- Singerband Location in Assam, India Singerband Singerband (India)
- Coordinates: 24°47′34.05″N 92°57′03.44″E﻿ / ﻿24.7927917°N 92.9509556°E
- Country: India
- State: Assam
- District: Cachar district

Population (2011 census)
- • Total: 11,293

Languages
- • Official: Bengali and Meitei (Manipuri)
- Time zone: UTC+5:30 (IST)
- Vehicle registration: AS
- Nearest city: Silchar
- Lok Sabha constituency: Silchar
- Vidhan Sabha constituency: Lakhipur

= Singerband =

Singerband or Singerbond is a village under Singerband Gaon Panchayat in the district of Cachar (Assam), India under Lakhipur sub division.
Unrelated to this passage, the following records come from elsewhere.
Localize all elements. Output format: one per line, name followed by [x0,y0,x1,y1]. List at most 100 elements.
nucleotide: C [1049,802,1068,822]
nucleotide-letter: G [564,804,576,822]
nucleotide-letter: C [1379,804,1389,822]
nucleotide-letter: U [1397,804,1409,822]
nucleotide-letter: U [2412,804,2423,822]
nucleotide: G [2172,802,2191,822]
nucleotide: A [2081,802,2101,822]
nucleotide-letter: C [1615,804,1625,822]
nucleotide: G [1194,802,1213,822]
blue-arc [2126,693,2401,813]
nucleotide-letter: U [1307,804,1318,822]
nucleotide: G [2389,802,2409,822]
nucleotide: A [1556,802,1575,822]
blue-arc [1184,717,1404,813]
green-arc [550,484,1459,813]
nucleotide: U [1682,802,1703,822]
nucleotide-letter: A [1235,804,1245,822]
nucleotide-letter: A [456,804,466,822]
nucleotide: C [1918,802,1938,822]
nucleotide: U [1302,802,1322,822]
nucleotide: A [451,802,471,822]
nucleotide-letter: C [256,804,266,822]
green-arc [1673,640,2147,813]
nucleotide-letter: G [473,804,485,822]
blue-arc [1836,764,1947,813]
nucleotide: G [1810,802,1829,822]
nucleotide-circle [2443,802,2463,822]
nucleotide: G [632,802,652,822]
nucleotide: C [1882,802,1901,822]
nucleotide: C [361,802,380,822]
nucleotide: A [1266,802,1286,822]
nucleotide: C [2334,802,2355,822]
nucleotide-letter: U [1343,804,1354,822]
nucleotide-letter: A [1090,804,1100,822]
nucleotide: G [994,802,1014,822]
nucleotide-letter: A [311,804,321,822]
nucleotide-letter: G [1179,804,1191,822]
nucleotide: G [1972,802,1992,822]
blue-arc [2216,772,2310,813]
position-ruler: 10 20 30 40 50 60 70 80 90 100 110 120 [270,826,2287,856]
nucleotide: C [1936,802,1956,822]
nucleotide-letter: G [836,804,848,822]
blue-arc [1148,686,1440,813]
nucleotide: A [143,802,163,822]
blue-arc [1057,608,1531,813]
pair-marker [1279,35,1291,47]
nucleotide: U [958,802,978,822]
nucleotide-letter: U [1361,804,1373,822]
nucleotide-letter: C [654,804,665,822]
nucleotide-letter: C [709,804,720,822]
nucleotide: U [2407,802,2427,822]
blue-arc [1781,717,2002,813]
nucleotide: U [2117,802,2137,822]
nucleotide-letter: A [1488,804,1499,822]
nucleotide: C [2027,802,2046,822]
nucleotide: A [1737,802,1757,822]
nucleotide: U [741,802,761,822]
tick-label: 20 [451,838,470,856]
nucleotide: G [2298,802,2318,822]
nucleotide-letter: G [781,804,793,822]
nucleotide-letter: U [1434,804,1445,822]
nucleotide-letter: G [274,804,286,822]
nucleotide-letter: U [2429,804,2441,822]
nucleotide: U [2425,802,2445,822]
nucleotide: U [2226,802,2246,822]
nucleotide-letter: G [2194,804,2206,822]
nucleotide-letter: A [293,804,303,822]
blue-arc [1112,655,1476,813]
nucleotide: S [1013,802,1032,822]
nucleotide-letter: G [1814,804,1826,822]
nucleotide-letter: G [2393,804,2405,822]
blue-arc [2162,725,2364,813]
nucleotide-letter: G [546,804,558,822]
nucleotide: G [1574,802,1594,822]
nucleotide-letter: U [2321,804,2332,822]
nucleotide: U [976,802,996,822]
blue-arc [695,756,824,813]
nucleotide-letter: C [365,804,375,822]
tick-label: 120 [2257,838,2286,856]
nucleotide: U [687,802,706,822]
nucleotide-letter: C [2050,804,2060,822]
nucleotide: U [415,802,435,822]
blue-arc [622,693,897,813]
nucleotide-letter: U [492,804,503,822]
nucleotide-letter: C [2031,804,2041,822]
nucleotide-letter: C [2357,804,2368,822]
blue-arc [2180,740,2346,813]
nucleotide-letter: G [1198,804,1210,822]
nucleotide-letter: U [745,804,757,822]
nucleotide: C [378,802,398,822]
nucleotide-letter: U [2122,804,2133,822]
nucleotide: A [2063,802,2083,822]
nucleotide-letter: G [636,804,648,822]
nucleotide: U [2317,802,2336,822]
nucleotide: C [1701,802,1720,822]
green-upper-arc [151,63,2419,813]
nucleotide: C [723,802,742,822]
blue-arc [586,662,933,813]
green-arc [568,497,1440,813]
Bengali and Meitei (Manipuri) are the official languages of this place.

==Geography==
Singerband is situated in the southern side of Borak River. Lakhipur is the nearest subdivisional town where the villagers trade their agricultural products.
The villagers use the ferry ghats to reach their subdivisional town by boat. There is a connecting river bridge at Binnakandi Part 1 to their sub-divisional town. During the monsoon season the condition of roads deteriorate.

==Facilities==
It has one Public health centre, four lower primary school, 3 high school including one English medium school, one Junior college. It has two small markets.

The population of Singerband is around 50/50 Muslim and Hindu. Majority of the people belong to Manipuri.